Wrzesień był miesiącem obfitującym w wydarzenia (niekoniecznie te dobre), dlatego cieszę się, że wreszcie nadszedł październik. Mimo że za oknem zimniej, szybciej też robi się ciemniej, to pojawiły się piękne, jesienne kolory, które osobiście uwielbiam. Potrafią zainspirować. :)

W przeciągu trzydziestu dni udało mi się przeczytać 7 książek, co w sumie dało 3213 stron.

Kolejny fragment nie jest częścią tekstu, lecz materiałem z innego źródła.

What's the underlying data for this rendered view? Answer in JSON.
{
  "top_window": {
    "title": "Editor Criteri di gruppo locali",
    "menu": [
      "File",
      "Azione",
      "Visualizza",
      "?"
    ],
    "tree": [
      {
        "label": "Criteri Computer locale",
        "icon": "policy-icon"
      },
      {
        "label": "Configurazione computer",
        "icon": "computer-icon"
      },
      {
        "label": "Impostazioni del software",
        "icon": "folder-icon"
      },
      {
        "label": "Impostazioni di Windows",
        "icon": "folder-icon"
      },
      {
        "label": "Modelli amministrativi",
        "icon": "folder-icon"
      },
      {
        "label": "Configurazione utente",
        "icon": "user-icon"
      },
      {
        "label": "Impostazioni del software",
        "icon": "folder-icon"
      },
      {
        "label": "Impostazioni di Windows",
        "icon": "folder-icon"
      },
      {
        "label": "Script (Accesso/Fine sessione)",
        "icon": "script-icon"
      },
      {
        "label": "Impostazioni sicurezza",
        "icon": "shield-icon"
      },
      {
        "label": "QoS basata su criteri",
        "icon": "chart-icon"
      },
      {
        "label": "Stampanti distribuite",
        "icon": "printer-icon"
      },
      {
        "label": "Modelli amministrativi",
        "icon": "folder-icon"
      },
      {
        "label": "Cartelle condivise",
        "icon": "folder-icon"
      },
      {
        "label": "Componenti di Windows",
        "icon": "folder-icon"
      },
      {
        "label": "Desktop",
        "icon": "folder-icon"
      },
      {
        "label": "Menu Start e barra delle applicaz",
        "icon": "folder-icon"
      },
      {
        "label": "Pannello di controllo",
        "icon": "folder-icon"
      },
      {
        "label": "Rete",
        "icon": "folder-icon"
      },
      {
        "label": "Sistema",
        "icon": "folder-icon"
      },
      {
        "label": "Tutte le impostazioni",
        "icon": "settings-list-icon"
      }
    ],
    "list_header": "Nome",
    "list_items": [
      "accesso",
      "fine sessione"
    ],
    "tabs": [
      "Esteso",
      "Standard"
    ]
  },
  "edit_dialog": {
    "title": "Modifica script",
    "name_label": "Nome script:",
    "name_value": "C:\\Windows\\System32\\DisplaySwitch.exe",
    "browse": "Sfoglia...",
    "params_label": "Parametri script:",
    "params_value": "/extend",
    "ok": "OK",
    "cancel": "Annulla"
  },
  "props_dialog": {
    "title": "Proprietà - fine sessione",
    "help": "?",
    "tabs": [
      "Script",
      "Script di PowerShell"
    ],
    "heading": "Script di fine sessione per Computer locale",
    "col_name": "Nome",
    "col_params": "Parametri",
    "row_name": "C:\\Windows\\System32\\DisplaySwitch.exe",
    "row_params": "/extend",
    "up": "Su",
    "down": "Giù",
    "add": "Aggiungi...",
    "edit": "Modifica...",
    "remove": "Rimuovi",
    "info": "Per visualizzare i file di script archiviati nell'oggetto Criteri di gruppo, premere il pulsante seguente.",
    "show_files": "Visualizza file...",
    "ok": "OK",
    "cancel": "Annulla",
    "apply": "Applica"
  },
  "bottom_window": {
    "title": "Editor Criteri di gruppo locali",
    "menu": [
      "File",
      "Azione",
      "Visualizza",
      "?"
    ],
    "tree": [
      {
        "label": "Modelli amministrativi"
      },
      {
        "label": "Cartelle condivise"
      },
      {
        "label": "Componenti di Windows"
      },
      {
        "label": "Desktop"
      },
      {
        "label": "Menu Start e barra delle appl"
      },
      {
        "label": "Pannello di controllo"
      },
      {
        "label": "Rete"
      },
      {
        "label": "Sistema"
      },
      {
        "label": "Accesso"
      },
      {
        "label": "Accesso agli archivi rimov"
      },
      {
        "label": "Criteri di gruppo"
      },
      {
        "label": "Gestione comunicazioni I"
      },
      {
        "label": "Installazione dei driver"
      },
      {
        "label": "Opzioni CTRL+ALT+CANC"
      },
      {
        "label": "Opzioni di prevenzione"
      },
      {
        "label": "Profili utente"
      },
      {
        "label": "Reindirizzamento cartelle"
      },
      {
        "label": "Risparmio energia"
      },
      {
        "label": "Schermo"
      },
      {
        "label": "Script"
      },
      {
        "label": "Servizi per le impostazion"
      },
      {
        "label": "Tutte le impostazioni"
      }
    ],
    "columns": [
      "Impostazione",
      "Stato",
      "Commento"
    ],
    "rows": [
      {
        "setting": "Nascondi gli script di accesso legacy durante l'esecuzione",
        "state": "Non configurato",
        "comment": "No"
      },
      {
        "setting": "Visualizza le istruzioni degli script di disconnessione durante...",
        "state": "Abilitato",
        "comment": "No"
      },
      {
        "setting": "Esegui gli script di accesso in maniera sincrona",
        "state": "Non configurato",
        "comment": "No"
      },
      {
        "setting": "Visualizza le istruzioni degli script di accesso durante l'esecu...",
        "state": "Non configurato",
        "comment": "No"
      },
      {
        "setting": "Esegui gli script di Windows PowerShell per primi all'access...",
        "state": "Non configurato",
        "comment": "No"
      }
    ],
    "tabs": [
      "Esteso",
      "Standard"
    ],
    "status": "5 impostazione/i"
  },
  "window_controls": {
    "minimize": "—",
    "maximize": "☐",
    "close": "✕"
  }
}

We wrześniu więc przeczytałam o 197 kartek więcej niż w sierpniu. Poza tym wykonałam szybkie przeliczenie i okazało się, że dziennie czytałam 107 stron, co w zestawieniu brzmi jak zadziwiająco niemożebna liczba. 


Co czytałam?


1) Kontynuację przygód Oskara Blajera, brutalny thriller igrający z emocjami, czyli Obsesję Adriana Bednarka - recenzja.
2) Po raz pierwszy zetknęłam się z piórem Pauliny Hendel, które tak mi się spodobało, że od razu pochłonęłam dwie pierwsze części Zaginionej Księgi - Strażnika (recenzja) oraz Tropiciela (recenzja pojawi się na dniach)
3) Klimatyczne horrory Marcina Mortki - Miasteczko Nonstead (recenzja) oraz Hellware (recenzja)
4) Niesamowitą antologię opowiadań Jest krew wprost od znanego wszystkim Stephena Kinga - recenzja
oraz
5) Część pierwszą Domu Ziemi i Krwi Sarah J. Maas (recenzja) - książka jest moim faworytem września.

Ponadto na Pomistrzowsku pojawiły się dwie zapowiedzi, a także kolejna odsłona cyklu Wydawnictwa na Czynniki Pierwsze, gdzie główne skrzypce grało Wydawnictwo Lucky (kliknij, żeby przejść do posta). 

Niestety, we wrześniu nie znalazłam czasu na napisanie dla Was kolejnego partu dyskusyjnego, ale mogę obiecać, że szykuję coś super, co potraktujcie jako swego rodzaju rekompensatę. :)

Dzięki, że wchodzicie, czytacie i komentujecie!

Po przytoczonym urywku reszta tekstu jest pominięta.